Sep 12, 2008

Careers: Digital Visual Literacy - worth 1,000 words?

Two major phenomena are challenging communications in the early 21 Century: the explosion of electronic documentation that’s inundating our PCs and PDA’s (as in 60 billion "transmissions" each day), and the myriad of colliding languages and cultural icons from the ever-more connected Global Neighborhood. The challenge? “Too Much Information” (of which I address frequently in this blog), and interpretational dilemmas.

The remedy? Digital Visual Literacy. DVL’s been around for a few decades, but now it’s ready to step into its own. DVL refers to the technologies and processes that enable people to communicate (creating, analyzing, etc.) digital images and sounds. Which only makes sense, considering the preponderance of highly visual and highly audible websites, videos, and TV shows; and imagery such as photos, graphs and drawings.

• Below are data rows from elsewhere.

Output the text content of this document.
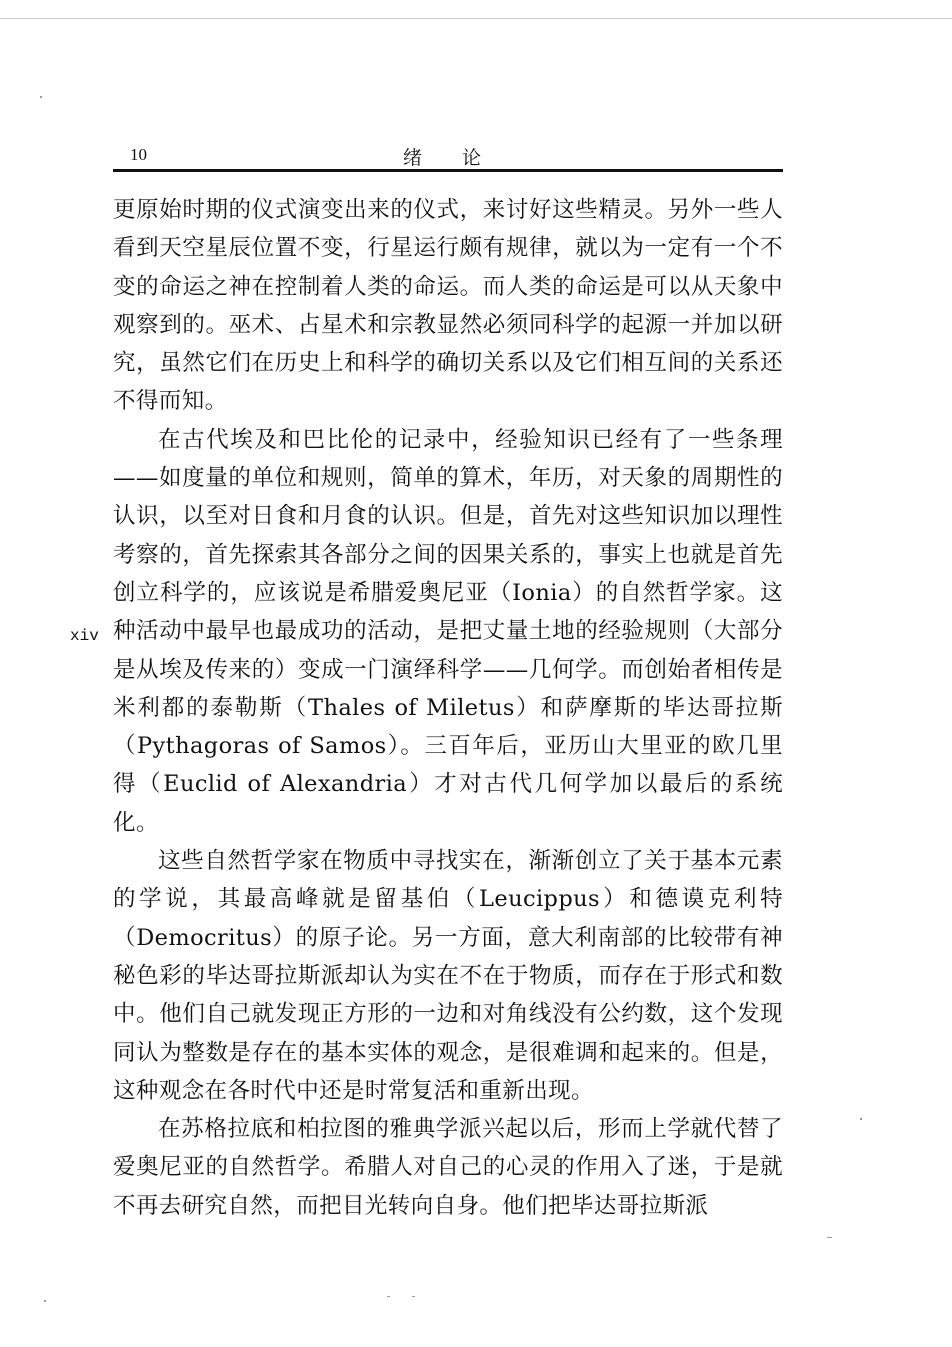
10	绪论
xiv

更原始时期的仪式演变出来的仪式，来讨好这些精灵。另外一些人看到天空星辰位置不变，行星运行颇有规律，就以为一定有一个不变的命运之神在控制着人类的命运。而人类的命运是可以从天象中观察到的。巫术、占星术和宗教显然必须同科学的起源一并加以研究，虽然它们在历史上和科学的确切关系以及它们相互间的关系还不得而知。

在古代埃及和巴比伦的记录中，经验知识已经有了一些条理——如度量的单位和规则，简单的算术，年历，对天象的周期性的认识，以至对日食和月食的认识。但是，首先对这些知识加以理性考察的，首先探索其各部分之间的因果关系的，事实上也就是首先创立科学的，应该说是希腊爱奥尼亚（Ionia）的自然哲学家。这种活动中最早也最成功的活动，是把丈量土地的经验规则（大部分是从埃及传来的）变成一门演绎科学——几何学。而创始者相传是米利都的泰勒斯（Thales of Miletus）和萨摩斯的毕达哥拉斯（Pythagoras of Samos）。三百年后，亚历山大里亚的欧几里得（Euclid of Alexandria）才对古代几何学加以最后的系统化。

这些自然哲学家在物质中寻找实在，渐渐创立了关于基本元素的学说，其最高峰就是留基伯（Leucippus）和德谟克利特（Democritus）的原子论。另一方面，意大利南部的比较带有神秘色彩的毕达哥拉斯派却认为实在不在于物质，而存在于形式和数中。他们自己就发现正方形的一边和对角线没有公约数，这个发现同认为整数是存在的基本实体的观念，是很难调和起来的。但是，这种观念在各时代中还是时常复活和重新出现。

在苏格拉底和柏拉图的雅典学派兴起以后，形而上学就代替了爱奥尼亚的自然哲学。希腊人对自己的心灵的作用入了迷，于是就不再去研究自然，而把目光转向自身。他们把毕达哥拉斯派
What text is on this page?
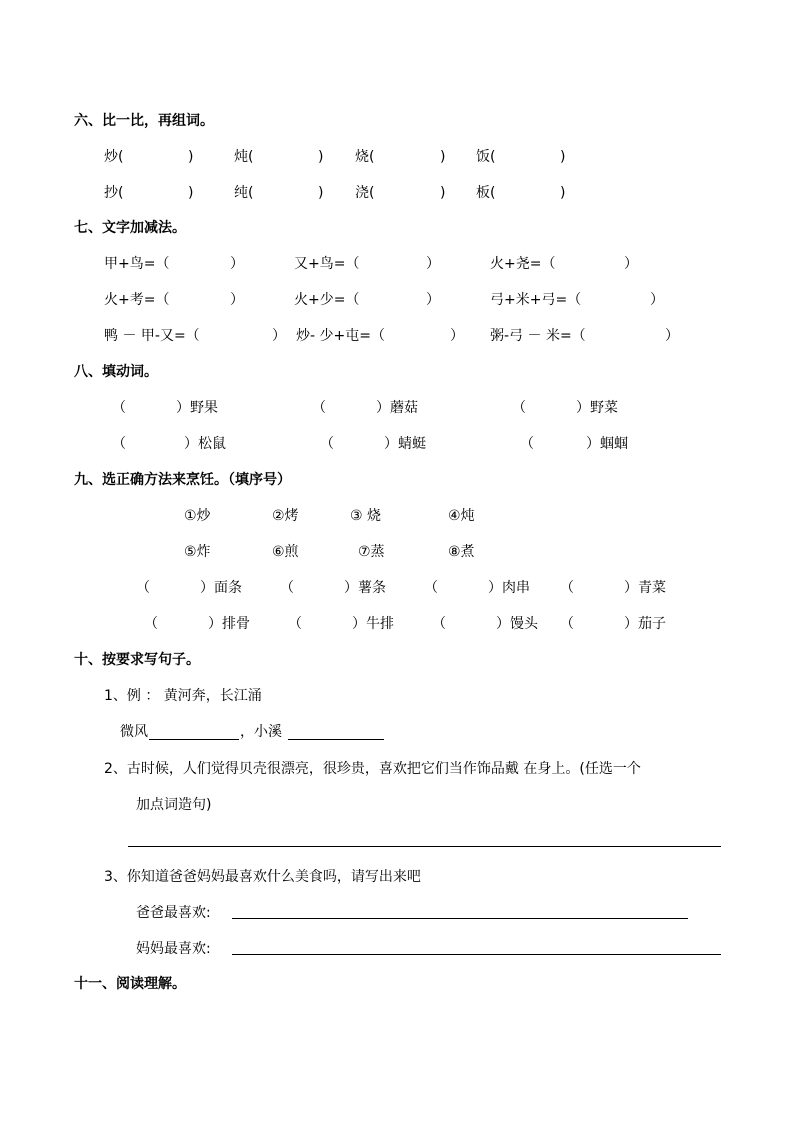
六、比一比，再组词。
炒(	)	炖(	) 烧(	) 饭(	)
抄(	)	纯(	) 浇(	) 板(	)
七、文字加减法。
甲+鸟=（	）	又+鸟=（	）	火+尧=（	）
火+考=（	）	火+少=（	）	弓+米+弓=（	）
鸭 － 甲-又=（	） 炒- 少+屯=（	） 粥-弓 － 米=（	）
八、填动词。
（	）野果	（	）蘑菇	（	）野菜
（	）松鼠	（	）蜻蜓	（	）蝈蝈
九、选正确方法来烹饪。（填序号）
①炒	②烤	③ 烧	④炖
⑤炸	⑥煎	⑦蒸	⑧煮
（	）面条	（	）薯条	（	）肉串 （	）青菜
（	）排骨	（	）牛排	（	）馒头 （	）茄子
十、按要求写句子。
1、例 ： 黄河奔，长江涌
微风	，小溪
2、古时候，人们觉得贝壳很漂亮，很珍贵，喜欢把它们当作饰品戴 在身上。(任选一个
加点词造句)
3、你知道爸爸妈妈最喜欢什么美食吗，请写出来吧
爸爸最喜欢:
妈妈最喜欢:
十一、阅读理解。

According to IT-Educators Educause, DVL will become as important as textual literacy for learning. Not surprisingly, DVL’s starting to find its way into the classroom – Brown University and Mesa (AZ) Community College just completed a three year grant for exploring that very purpose.

So perhaps pictures really are worth a thousand words – or a million, if abstract ideas can be conveyed “solidly” across cultures who see, think and feel differently than we do.